The state has been under pressure to publish this sort of data. Other models exist, including from a project based at the University of Washington that predicts an April 26 "peak resource use," followed by a peak of 51 deaths a day in North Carolina come April 27.

Mecklenburg County Public Health Director Gibbie Harris included that model in her own presentation to lawmakers Thursday morning, which followed Cohen's, but she acknowledged the challenge of predicting this wave.

"We can look at it three days from now, and it may be different," Harris said.

Harris got emotional as she spoke about the coming surge and the need nurses and other frontline medical workers have for personal protective gear to keep them from getting infected as they test and treat others.

Harris said the numbers she's seeing are "what's keeping me up at night." Then she paused to gather herself and apologized for letting her emotions burn through.

Representatives from the state's nursing association also briefed legislators, meeting via video conference as part of a COVID-19 working group. They both said personal protective equipment, or PPE, is the No. 1 need by far.

The federal government's national stockpile is essentially exhausted, officials announced late Wednesday.

North Carolina got multiple shipments and has supplies warehoused for now, but Cohen and other state officials have made it clear it won't be enough.
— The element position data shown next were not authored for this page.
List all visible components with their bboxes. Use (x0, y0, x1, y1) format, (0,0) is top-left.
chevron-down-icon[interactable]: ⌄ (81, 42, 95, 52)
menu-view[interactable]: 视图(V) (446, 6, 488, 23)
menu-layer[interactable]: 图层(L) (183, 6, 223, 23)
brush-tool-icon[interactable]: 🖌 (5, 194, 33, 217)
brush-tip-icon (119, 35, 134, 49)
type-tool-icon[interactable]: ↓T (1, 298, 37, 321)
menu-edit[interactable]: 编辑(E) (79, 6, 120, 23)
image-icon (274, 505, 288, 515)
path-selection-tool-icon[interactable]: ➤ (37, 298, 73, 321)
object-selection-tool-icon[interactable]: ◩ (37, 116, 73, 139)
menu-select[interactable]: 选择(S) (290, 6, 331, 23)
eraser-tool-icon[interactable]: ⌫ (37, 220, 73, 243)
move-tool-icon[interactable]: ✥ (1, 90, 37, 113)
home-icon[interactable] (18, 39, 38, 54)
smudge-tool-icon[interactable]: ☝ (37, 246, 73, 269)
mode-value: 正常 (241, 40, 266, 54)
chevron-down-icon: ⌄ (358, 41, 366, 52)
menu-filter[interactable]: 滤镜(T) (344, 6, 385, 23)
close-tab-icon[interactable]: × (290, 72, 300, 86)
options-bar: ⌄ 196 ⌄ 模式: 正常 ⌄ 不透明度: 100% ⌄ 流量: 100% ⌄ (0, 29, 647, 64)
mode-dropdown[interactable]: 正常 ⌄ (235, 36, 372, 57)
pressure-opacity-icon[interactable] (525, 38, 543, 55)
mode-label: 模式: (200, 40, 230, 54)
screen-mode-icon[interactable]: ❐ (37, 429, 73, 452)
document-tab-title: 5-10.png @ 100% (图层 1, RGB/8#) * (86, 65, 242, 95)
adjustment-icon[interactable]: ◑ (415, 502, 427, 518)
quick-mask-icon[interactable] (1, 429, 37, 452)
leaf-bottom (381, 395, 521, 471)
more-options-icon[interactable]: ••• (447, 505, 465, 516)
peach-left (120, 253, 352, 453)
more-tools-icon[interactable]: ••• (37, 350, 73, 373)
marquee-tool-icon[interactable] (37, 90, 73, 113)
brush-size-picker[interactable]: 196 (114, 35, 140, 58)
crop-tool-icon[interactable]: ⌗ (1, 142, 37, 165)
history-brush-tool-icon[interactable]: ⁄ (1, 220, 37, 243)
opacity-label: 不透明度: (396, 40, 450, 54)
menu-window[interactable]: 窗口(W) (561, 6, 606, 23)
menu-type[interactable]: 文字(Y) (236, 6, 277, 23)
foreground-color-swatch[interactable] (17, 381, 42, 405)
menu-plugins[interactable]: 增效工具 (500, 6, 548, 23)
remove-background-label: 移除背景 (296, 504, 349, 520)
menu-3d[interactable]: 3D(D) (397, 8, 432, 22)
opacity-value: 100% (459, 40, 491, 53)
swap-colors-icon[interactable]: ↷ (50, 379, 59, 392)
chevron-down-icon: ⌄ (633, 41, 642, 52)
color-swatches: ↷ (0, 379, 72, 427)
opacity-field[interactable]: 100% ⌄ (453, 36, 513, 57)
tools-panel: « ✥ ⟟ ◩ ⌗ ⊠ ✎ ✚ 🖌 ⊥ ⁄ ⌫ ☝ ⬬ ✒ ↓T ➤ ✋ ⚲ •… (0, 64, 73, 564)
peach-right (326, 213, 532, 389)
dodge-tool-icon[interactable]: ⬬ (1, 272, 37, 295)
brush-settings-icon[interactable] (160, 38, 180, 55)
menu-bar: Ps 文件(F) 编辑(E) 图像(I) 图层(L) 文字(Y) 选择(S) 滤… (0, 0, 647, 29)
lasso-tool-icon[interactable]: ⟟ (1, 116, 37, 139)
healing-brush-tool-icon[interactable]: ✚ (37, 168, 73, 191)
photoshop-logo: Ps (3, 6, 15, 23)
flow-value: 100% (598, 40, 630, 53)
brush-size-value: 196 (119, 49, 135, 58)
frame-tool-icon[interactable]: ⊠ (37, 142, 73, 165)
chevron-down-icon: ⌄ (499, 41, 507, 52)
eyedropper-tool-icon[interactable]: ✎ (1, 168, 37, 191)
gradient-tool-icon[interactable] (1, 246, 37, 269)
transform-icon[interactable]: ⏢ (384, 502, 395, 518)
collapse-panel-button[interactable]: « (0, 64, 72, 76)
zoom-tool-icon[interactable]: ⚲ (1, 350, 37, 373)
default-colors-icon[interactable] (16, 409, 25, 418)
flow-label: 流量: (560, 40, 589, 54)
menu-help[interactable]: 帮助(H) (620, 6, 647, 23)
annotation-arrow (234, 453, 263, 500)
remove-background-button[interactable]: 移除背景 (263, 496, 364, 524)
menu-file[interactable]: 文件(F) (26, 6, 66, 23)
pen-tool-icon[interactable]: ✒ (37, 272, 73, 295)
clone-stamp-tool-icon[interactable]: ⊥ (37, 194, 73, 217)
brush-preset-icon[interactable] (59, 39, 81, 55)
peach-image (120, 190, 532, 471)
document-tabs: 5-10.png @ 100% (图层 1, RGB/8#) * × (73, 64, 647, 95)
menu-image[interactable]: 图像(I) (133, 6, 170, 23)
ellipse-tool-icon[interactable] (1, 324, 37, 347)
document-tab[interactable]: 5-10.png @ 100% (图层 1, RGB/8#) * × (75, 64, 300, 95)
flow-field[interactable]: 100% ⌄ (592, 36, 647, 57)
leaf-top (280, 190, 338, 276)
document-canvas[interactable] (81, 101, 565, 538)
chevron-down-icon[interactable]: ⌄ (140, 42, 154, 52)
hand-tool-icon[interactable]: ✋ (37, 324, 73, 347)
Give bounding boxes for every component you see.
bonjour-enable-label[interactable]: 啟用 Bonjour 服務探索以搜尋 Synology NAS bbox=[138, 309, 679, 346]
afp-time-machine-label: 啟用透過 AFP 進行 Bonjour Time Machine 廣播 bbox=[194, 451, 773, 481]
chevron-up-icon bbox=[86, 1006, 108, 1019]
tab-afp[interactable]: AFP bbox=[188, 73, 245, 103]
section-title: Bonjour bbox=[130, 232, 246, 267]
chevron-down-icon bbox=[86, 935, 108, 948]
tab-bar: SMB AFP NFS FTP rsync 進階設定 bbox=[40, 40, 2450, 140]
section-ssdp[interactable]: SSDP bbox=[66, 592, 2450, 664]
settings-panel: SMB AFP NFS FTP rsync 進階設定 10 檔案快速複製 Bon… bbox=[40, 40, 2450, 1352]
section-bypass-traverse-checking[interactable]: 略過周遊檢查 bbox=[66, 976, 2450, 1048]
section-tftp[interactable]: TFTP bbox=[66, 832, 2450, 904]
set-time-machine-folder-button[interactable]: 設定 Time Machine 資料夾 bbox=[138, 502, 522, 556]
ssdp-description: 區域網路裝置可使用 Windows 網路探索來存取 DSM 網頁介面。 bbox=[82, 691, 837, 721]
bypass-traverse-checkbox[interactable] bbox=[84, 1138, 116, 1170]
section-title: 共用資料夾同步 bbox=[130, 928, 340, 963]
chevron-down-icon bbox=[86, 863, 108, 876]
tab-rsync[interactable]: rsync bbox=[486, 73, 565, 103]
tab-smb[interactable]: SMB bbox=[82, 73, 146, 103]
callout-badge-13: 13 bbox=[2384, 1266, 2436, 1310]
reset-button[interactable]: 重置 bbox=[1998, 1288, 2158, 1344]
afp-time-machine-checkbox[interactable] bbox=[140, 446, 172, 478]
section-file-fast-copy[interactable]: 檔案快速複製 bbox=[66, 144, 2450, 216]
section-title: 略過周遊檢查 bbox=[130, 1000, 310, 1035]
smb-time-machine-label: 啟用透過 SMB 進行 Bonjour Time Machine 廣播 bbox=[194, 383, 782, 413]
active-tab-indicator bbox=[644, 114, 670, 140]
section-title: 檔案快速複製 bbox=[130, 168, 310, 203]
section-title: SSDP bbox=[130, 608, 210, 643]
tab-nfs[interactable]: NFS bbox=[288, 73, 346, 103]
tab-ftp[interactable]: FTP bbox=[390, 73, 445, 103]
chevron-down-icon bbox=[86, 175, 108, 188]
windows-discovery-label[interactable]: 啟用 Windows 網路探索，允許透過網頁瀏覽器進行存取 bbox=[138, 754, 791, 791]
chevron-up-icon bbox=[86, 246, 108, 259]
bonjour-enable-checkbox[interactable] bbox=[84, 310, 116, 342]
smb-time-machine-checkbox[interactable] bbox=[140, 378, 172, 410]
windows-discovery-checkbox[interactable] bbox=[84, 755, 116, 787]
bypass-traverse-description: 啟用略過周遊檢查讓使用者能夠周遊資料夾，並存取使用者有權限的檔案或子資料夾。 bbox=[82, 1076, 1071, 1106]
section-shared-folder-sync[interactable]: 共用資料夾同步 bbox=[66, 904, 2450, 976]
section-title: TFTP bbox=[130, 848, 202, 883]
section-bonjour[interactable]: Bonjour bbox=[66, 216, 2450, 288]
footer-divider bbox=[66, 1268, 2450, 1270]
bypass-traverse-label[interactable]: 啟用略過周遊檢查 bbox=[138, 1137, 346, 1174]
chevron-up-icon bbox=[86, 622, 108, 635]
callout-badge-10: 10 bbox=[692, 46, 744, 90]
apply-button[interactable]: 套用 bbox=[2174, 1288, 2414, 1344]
Some companies, including Hanes and Brooks Brothers, have transitioned their factories in the state to make more masks and other protective equipment, and the sign factory manned by state prisoners is churning out face shields. But at daily briefings, top state officials say over and over: Health workers will need more

"We were inundated with requests from nurses to get more support on the front lines," North Carolina Nurses Association Chief Executive Tina Gordon said Thursday. "Requests for PPE were overwhelming."

This is one of the reasons the state put in place more stringent coronavirus testing protocols. The tests involve sticking a swab deep into nasal passages, and the person being tested is likely to cough as it's administered.

"With those tests, we've been burning through PPE," Harris told lawmakers.

Gordon also asked lawmakers to "aggressively support" stay-at-home orders and social distancing mandates, telling them their opinion carries weight with people in their communities.

"This is the best thing that we can do in the short term," she said.

She also asked them to use their influence with the federal government to ramp up PPE production.

Cohen said the state is working multiple avenues to increase production. The state has ordered more than $100 million worth of equipment from private vendors but so far has received very little of it.

"We have a lot of irons in the fire," she said."We don't know which things will bear fruit yet."

The secretary also said that the call for retirees and volunteers with medical training to help at hospitals when the surge comes has gone well, with more than 1,000 people registered so far.

The state's nursing board has also eased a number of requirements to boost numbers.